On September 20, 1998, a segment of the CBS news programme 60 Minutes focused on who might succeed Pope John Paul I as head of the Roman Catholic Church. Cardinal Francis Arinze, an African from Nigeria, was described as having a reasonable chance of becoming the next pope.
It is instructive to note that among the 266 popes of the Catholic Church there have been three who were of African origin. The first was Pope Victor I, who served in the late second century and was the 14th pope in AD 189. He died a martyr of the faith in 199. The second was Pope Miltiades who served from 311-314 AD. The third was Pope Gelasius I (492-96), of whom Joseph Stanislaus Brusher, in his book, Popes Through the Ages, wrote: “Although a great writer, Gelasius made his strongest impression as a man of holiness…He was outstanding for his sense of justice and above all for his charity to the poor.”

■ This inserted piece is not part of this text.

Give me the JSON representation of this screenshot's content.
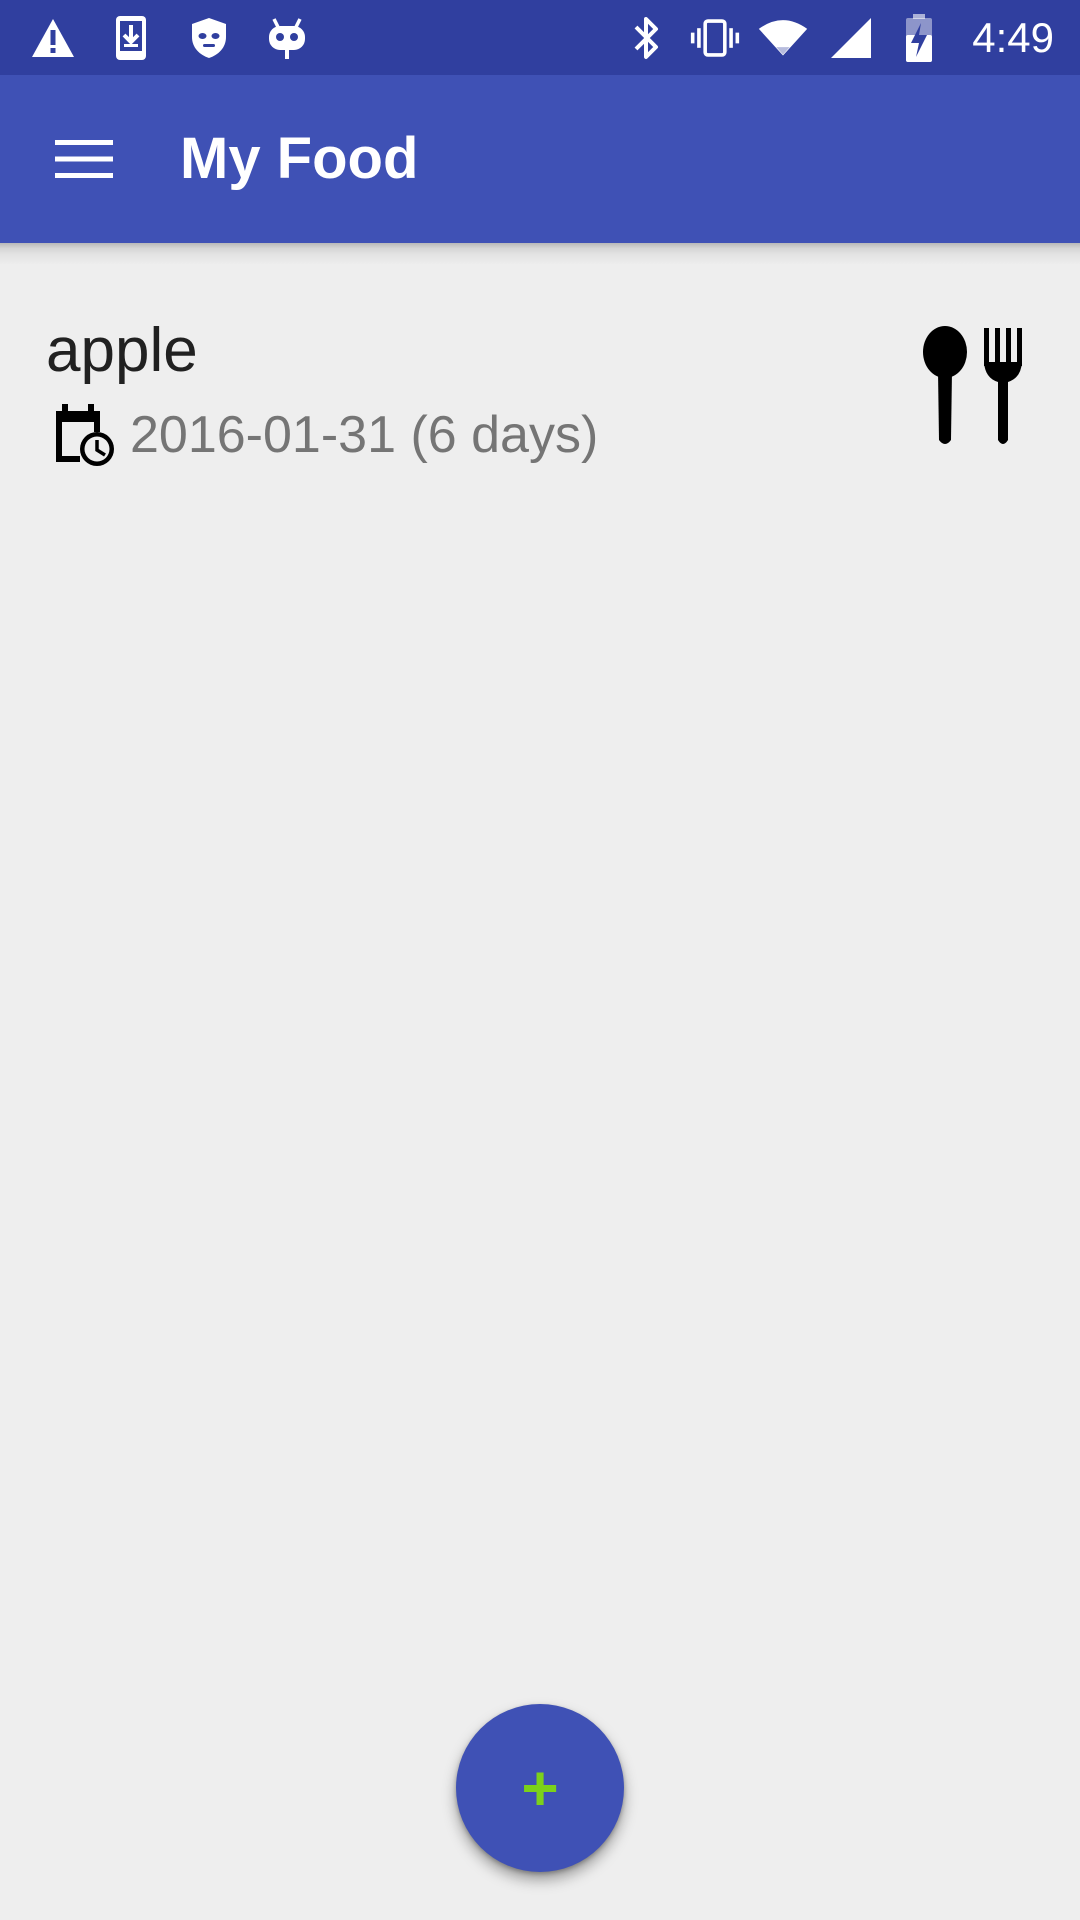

The literature of the episcopates is rife with praise for these three popes, there was nothing that would suggest controversy of their ethnic identity. These three men were selected, they served with distinction, and this would be just unthinkable in today’s climate.
Hopefully, the biologically indefensible construct of race will not influence the collective decisions of the papal conclave assembled in the Sistine Chapel to elect the 267th successor to Pope Francis, who died on April 21, 2025.
The existential question is: Would today’s Catholics exit the church en masse if the papal conclave were to select an African Pope?